The wave equation can be used to describe any kind of waves, such as mechanical waves (e.g. water waves, sound waves, and seismic waves) or light waves. It arises in fields like acoustics, electromagnetics, and fluid dynamics.

It's not necessary that the wave should have a fixed shape, the wave consists of different modes So that you can write it as some of these modes. Look for an instant the wave packet. It's due to the fact that different might be traveling with different velocities and so the wave shows dispersion.

When talking of velocity, There are two sorts of velocities. Group velocity and Wave velocity.
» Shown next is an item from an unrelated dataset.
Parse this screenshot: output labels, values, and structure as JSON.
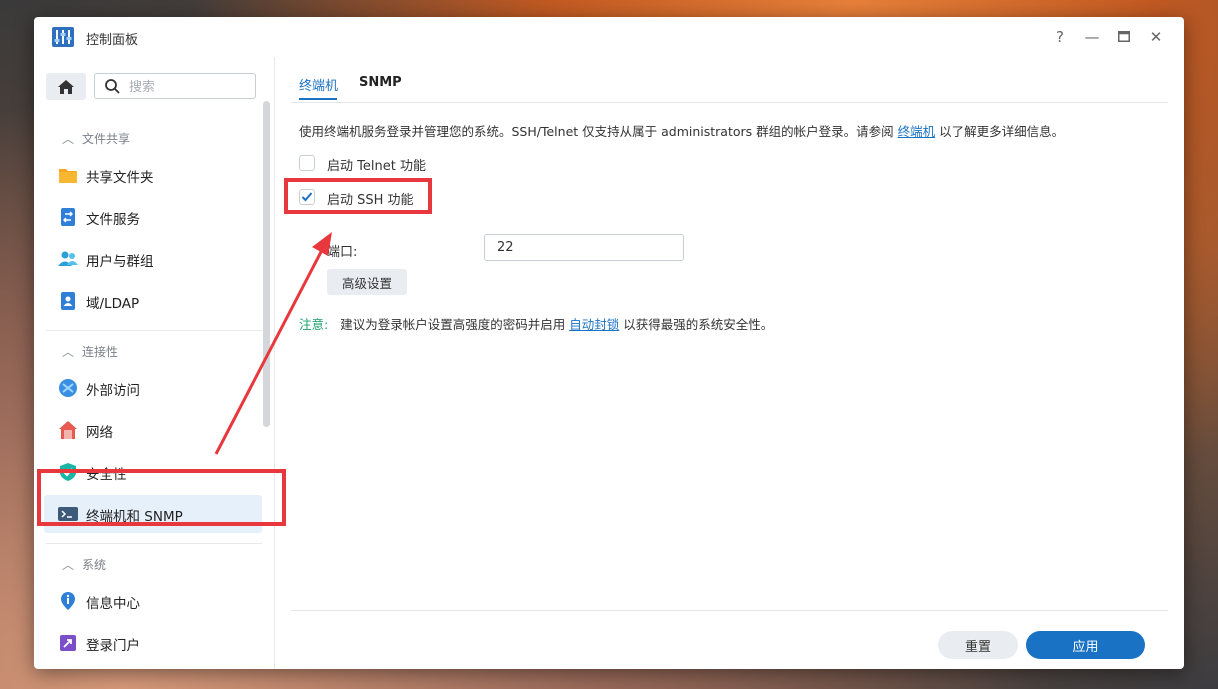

Limiting ourselves to wave velocity means a pure wave, It might have a varying velocity due to the fact, like tension on a string might position-dependent.

Though in wave equation, We have assume wave velcoty $$v$$ to be constant.

• Thanks,@Young Kindaichi, your answer efficiently clear my confusion to a large extent – Anubhav Rajyan May 15 at 12:39
• The wave equation can't describe breaking waves or any such waves with more than one point at a given location. – user2121 May 15 at 19:18

A lot of physics studies regular periodic waves, or wave-packets containing many near-constant periods of a wave. This makes the maths tidy, but there are some exceptions that are also tractable. Have a look at solitary waves or 'solitons'. There is a nice, historical introduction in the section on the 'Wave of Translation' in
https://en.wikipedia.org/wiki/John_Scott_Russell

The River Severn bore is an example of such a wave.